The visual system was found to be unique, as it is characterized by low gene expression of several GABA and NMDA receptor subunits in combination with a high density of GABA_A and NMDA receptors. This seems plausible, the research team argues: visual information arriving at the primary visual cortex has already been highly processed since the high number of neurons between the sensory neurons in the retina and the primary cortex raises the hierarchical level of the entire cortical visual system.

As a main finding of this study, it became clear that areas of the human sensory and motor systems are characterized not only by their receptor density profile but also by an area-specific receptor subunit gene expression profile.

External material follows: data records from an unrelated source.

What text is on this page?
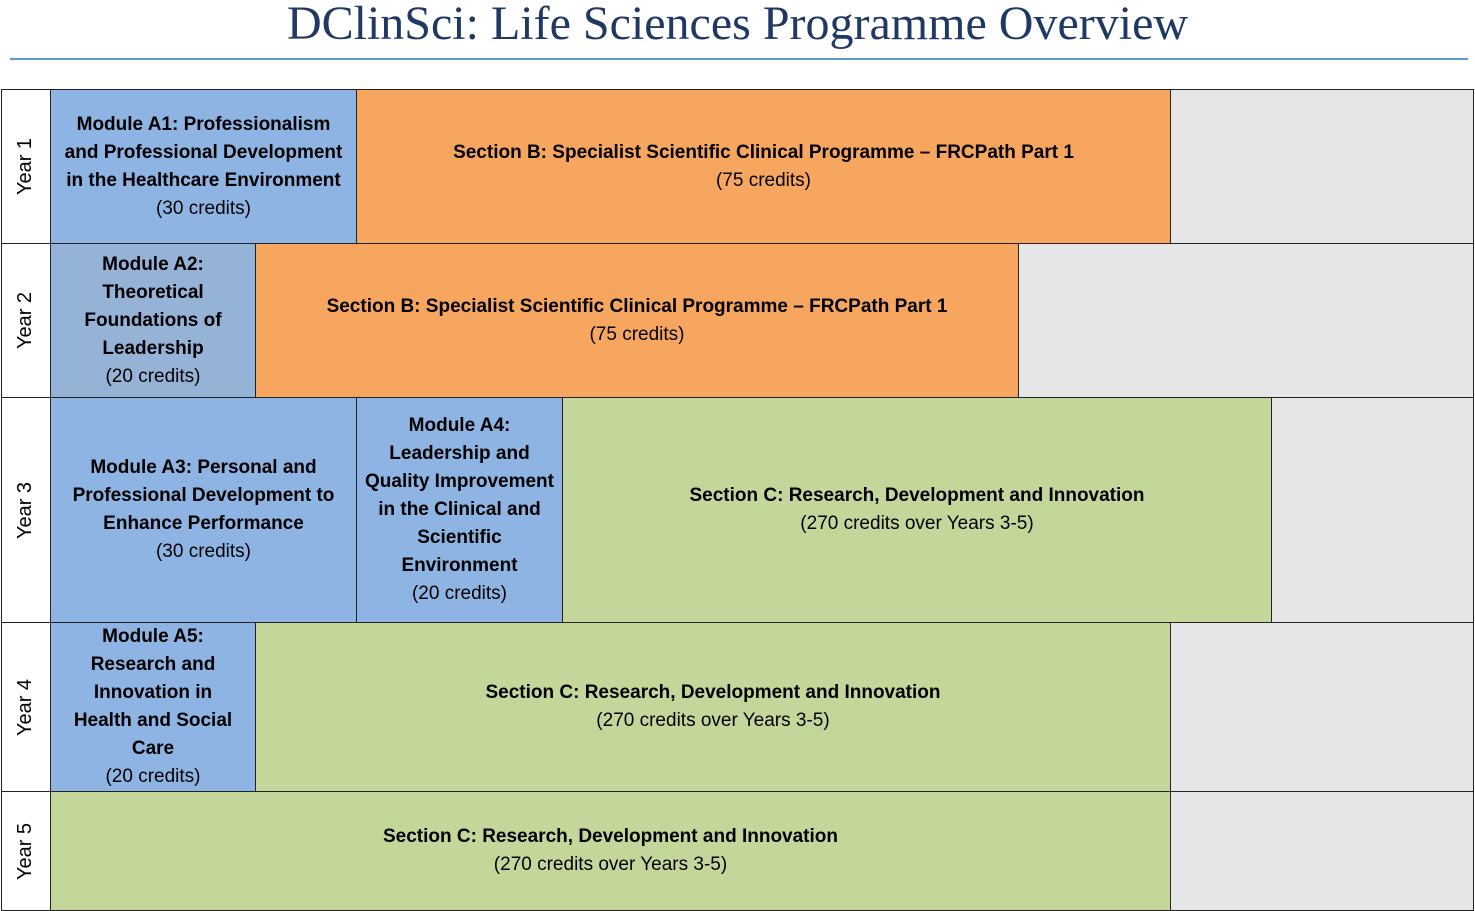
DClinSci: Life Sciences Programme Overview
Year 1
Year 2
Year 3
Year 4
Year 5
Module A1: Professionalism and Professional Development in the Healthcare Environment
(30 credits)
Section B: Specialist Scientific Clinical Programme – FRCPath Part 1
(75 credits)
Module A2: Theoretical Foundations of Leadership
(20 credits)
Section B: Specialist Scientific Clinical Programme – FRCPath Part 1
(75 credits)
Module A3: Personal and Professional Development to Enhance Performance
(30 credits)
Module A4: Leadership and Quality Improvement in the Clinical and Scientific Environment
(20 credits)
Section C: Research, Development and Innovation
(270 credits over Years 3-5)
Module A5: Research and Innovation in Health and Social Care
(20 credits)
Section C: Research, Development and Innovation
(270 credits over Years 3-5)
Section C: Research, Development and Innovation
(270 credits over Years 3-5)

Interestingly, gene expression and receptor density were found to change along structural hierarchies within each functional system, from primary to higher associative areas, revealing new principles of brain organization. However, such correlations were not identified for all receptor types, and the degree to which receptor and gene expression data covaried differed between brain areas and functional systems. It could be hypothesized that these observations are related to specific cognitive tasks of a certain functional system in which the respective brain areas are involved.

Conclusion

By combining and analyzing three levels of cortical organization – cytoarchitecture, receptor gene expression and receptor density – within one common frame of reference, this study thus reveals new organizational principles of cortical segregation. Namely, it shows how different modalities change along structural hierarchies within functional systems, revealing a systematic, gradual organization that goes beyond a mere “mosaic” of areas. It not only reveals patterns that are linked to function but also shows underlying relationships, moving us one step closer to an integral understanding of the human brain.